The Joint PDF of Two Uniform Distributions

[tamuag]

Homework Statement

A manufacturer has designed a process to produce pipes that are 10 feet long. The distribution of the pipe length, however, is actually Uniform on the interval 10 feet to 10.57 feet. Assume that the lengths of individual pipes produced by the process are independent. Let X and Y represent the lengths of two different pipes produced by the process.

What is the joint pdf for X and Y?

Homework Equations

The Attempt at a Solution

My roommate says the answer is $f(x,y) = 1 / 0.57^2, 10 \leq x \leq 10.57, 10 \leq y \leq10.57$

I understand why $10 \leq x \leq 10.57, 10 \leq y \leq 10.57$, but why is $f(x,y) = 1 / 0.57^2$?

My thoughts so far:
Isn't $f(x,y) = 1 / 0.57^2$ really just $f(x,y) = (1 / 0.57)(1 / 0.57)$, where $f(x) = f(y) = 1 / 0.57$?
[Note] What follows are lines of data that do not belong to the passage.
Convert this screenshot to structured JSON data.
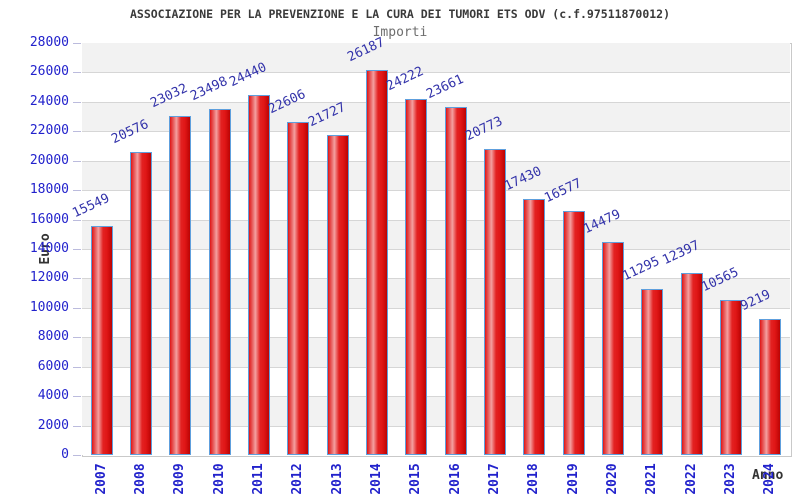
{
  "header": {
    "title": "ASSOCIAZIONE PER LA PREVENZIONE E LA CURA DEI TUMORI ETS ODV (c.f.97511870012)",
    "subtitle": "Importi"
  },
  "chart_data": {
    "type": "bar",
    "title": "ASSOCIAZIONE PER LA PREVENZIONE E LA CURA DEI TUMORI ETS ODV (c.f.97511870012)",
    "subtitle": "Importi",
    "xlabel": "Anno",
    "ylabel": "Euro",
    "categories": [
      "2007",
      "2008",
      "2009",
      "2010",
      "2011",
      "2012",
      "2013",
      "2014",
      "2015",
      "2016",
      "2017",
      "2018",
      "2019",
      "2020",
      "2021",
      "2022",
      "2023",
      "2024"
    ],
    "values": [
      15549,
      20576,
      23032,
      23498,
      24440,
      22606,
      21727,
      26187,
      24222,
      23661,
      20773,
      17430,
      16577,
      14479,
      11295,
      12397,
      10565,
      9219
    ],
    "ylim": [
      0,
      28000
    ],
    "ytick_step": 2000,
    "grid": true,
    "legend": "none",
    "colors": {
      "axis_tick_label": "#2222cc",
      "value_label": "#3333aa",
      "bar_border": "#5e9fdd",
      "bar_red_dark": "#bb0404",
      "bar_red": "#e01616",
      "bar_highlight": "#f4a0a0",
      "band_fill": "#f2f2f2",
      "grid_line": "#d6d6d6",
      "axis_tick_mark": "#bbbbdd"
    }
  }
}
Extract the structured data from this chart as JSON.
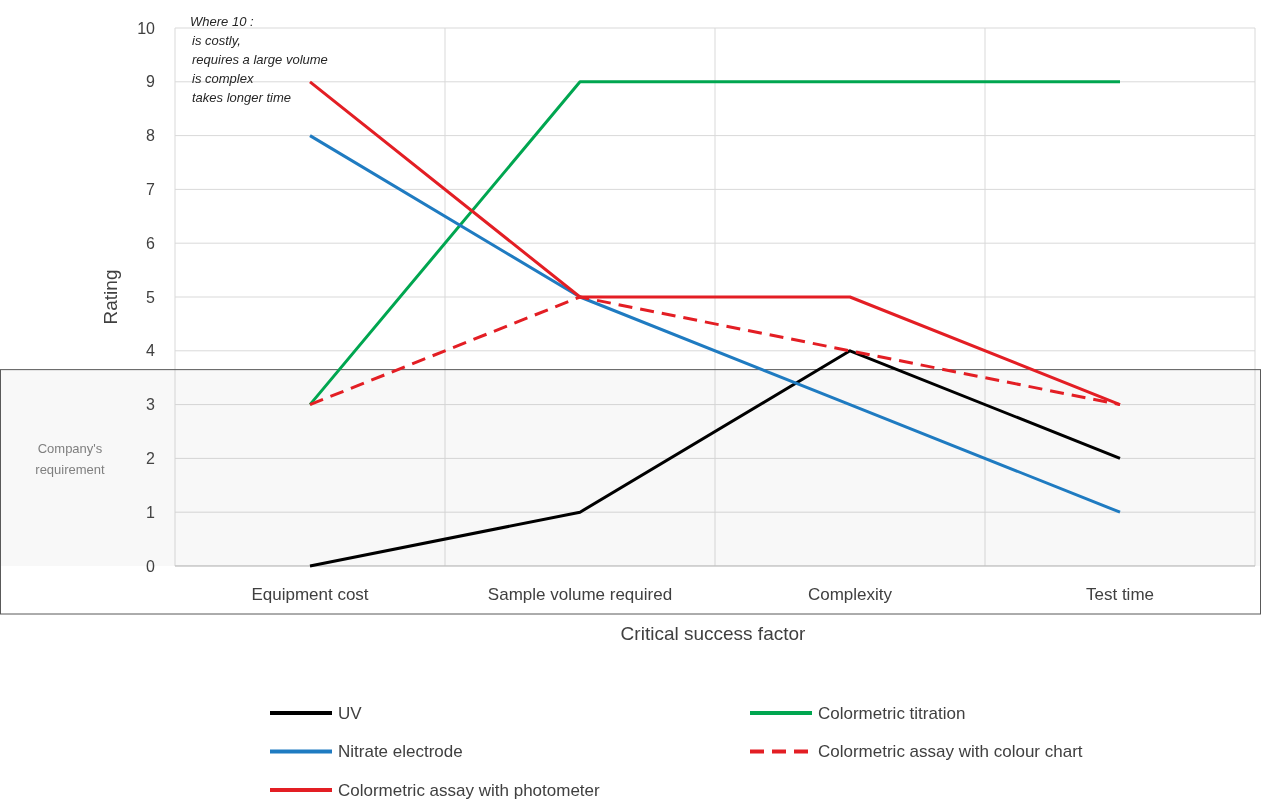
{
  "chart_data": {
    "type": "line",
    "xlabel": "Critical success factor",
    "ylabel": "Rating",
    "categories": [
      "Equipment cost",
      "Sample volume required",
      "Complexity",
      "Test time"
    ],
    "series": [
      {
        "name": "UV",
        "color": "#000000",
        "values": [
          0,
          1,
          4,
          2
        ]
      },
      {
        "name": "Colormetric titration",
        "color": "#00a650",
        "values": [
          3,
          9,
          9,
          9
        ]
      },
      {
        "name": "Nitrate electrode",
        "color": "#1f7bc1",
        "values": [
          8,
          5,
          3,
          1
        ]
      },
      {
        "name": "Colormetric assay with colour chart",
        "color": "#e31e24",
        "values": [
          3,
          5,
          4,
          3
        ],
        "line_style": "dashed"
      },
      {
        "name": "Colormetric assay with photometer",
        "color": "#e31e24",
        "values": [
          9,
          5,
          5,
          3
        ]
      }
    ],
    "ylim": [
      0,
      10
    ],
    "yticks": [
      0,
      1,
      2,
      3,
      4,
      5,
      6,
      7,
      8,
      9,
      10
    ],
    "grid": true,
    "legend": "bottom",
    "line_style": "solid",
    "bands": [
      {
        "axis": "y",
        "from": 0,
        "to": 3.65,
        "label": "Company's requirement"
      }
    ],
    "annotations": [
      "Where 10 :\nis costly,\nrequires a large volume\nis complex\ntakes longer time"
    ]
  }
}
What I really don't understand is why $f(x) = 1 / 0.57$ in the first place? Where does that term come from? I get that it's a constant because the distribution is uniform, but why is it a fraction and why is the denominator $0.57$?

 

[RUber]

$f(x) = \frac{1}{0.57}$ because $\int_{10}^{10.57} f(x) dx = 1$ and $f(x)$ is constant.

 

[Ray Vickson]

Homework Statement

A manufacturer has designed a process to produce pipes that are 10 feet long. The distribution of the pipe length, however, is actually Uniform on the interval 10 feet to 10.57 feet. Assume that the lengths of individual pipes produced by the process are independent. Let X and Y represent the lengths of two different pipes produced by the process.

What is the joint pdf for X and Y?

Homework Equations

The Attempt at a Solution

My roommate says the answer is $f(x,y) = 1 / 0.57^2, 10 \leq x \leq 10.57, 10 \leq y \leq10.57$

I understand why $10 \leq x \leq 10.57, 10 \leq y \leq 10.57$, but why is $f(x,y) = 1 / 0.57^2$?

My thoughts so far:
Isn't $f(x,y) = 1 / 0.57^2$ really just $f(x,y) = (1 / 0.57)(1 / 0.57)$, where $f(x) = f(y) = 1 / 0.57$?

What I really don't understand is why $f(x) = 1 / 0.57$ in the first place? Where does that term come from? I get that it's a constant because the distribution is uniform, but why is it a fraction and why is the denominator $0.57$?

The random variables are uniform over intervals of length 0.57.